Allowing farmers to grow and sell opium products could take a bite out of the cartels’ profits—in the same way that legal weed has. But Astudillo’s plan is still far-fetched—and unlikely to be passed in Mexico (the governor did not specify whether he was working on an official proposal).

Medicinal opium production was allowed for under the UN Single Convention on Drug Narcotics of 1961, but today, only a handful of countries work with the UN to legally grow opium poppies or manufacture opioids. And opium, even in the form of legal painkillers, still poses a public health risk. In the US, a deadly prescription drug epidemic has taken off, and troublingly, a recent survey found that 75% of heroin addicts had tried prescription opioids before turning to heroin, the New York Times reported (paywall).

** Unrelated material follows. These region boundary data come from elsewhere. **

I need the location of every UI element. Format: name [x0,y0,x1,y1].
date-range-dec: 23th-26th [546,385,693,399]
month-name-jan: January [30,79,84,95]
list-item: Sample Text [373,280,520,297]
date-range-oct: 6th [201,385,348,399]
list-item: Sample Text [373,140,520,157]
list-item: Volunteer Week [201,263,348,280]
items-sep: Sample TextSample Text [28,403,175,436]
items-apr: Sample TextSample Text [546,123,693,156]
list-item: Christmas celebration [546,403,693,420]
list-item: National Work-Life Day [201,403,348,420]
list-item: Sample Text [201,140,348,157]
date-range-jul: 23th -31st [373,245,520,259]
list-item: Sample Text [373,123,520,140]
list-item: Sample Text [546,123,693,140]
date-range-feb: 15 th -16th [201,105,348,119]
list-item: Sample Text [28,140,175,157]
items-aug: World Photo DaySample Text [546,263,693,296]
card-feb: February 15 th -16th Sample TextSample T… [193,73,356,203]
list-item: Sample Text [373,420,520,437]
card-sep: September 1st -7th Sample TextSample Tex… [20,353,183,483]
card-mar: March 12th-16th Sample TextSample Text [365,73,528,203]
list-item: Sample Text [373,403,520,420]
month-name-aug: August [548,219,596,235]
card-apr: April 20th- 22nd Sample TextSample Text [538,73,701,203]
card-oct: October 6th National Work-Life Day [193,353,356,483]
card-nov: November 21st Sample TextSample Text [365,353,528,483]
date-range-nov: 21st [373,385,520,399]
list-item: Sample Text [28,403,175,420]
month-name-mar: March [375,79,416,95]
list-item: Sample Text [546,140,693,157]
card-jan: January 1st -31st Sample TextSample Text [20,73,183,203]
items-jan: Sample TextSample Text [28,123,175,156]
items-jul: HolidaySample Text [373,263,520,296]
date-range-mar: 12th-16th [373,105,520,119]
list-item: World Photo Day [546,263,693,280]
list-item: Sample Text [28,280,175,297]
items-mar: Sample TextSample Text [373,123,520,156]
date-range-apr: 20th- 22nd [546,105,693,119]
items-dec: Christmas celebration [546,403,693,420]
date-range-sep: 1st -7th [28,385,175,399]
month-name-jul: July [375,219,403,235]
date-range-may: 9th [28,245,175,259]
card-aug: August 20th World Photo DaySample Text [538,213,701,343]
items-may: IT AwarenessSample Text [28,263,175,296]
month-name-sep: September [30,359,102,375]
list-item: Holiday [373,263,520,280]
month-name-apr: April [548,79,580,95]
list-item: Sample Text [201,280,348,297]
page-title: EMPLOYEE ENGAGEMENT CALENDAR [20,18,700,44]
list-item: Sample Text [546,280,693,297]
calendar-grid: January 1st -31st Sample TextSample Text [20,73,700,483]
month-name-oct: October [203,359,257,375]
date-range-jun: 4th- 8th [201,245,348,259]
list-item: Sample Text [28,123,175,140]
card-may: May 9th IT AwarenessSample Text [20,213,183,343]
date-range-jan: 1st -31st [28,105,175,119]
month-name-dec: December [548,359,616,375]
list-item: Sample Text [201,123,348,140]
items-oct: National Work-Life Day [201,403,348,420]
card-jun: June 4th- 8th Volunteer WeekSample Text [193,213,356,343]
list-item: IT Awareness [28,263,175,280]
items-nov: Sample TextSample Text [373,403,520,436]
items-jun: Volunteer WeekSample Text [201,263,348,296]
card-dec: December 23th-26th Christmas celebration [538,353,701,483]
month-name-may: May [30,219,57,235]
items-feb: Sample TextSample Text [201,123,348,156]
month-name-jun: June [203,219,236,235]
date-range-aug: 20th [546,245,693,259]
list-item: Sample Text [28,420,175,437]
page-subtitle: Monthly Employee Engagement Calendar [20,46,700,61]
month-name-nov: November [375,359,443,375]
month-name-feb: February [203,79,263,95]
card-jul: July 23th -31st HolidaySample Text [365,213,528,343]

But Astudillo’s suggestion speaks to the obstacles he must overcome in his state. Guerrero was ranked Mexico’s most homicidal state (pdf, page 8) from 2012 to 2014. In September of 2014, 43 students disappeared from the town of Ayotzinapa and were never found. Astudillo, who came into office the following month after a campaign promising “peace and order,” said change would not be immediate. And indeed, in his first 100 days in office, 734 homicides were reportedly committed (link in Spanish).

Drug violence remains rampant throughout Mexico. Homicides across the nation rose in 2015 for the first time since 2011 (paywall) and gang violence has taken over rural towns—even as the Mexican government targets powerful drug cartel leaders (paywall) such as “El Chapo.” To address the problem, state and federal leaders have been considering other options, including legalizing marijuana in the country, a measure that the Supreme Court has already cleared the way for.

Guerrero is also one of the largest heroin suppliers to the US. As the demand for the drug grows across the border, local farmers are increasing their operations in Guerrero, sometimes recruiting children to help in the fields.

Astudillo’s suggestion is far from a fully-formed policy proposal: he did not go into detail about how such a program would work, and acknowledged it would mean more responsibilities for the state government. Rather, the governor’s suggestion speaks to how desperate he (and other officials) must feel against muscular drug networks and a complicit government—a combination that analysts say allows drug violence to flourish in poor communities.

The idea to legalize medicinal opium is just that for now—an idea. But it will certainly take more than one state adopting a radical new policy for Mexico’s drug violence to end.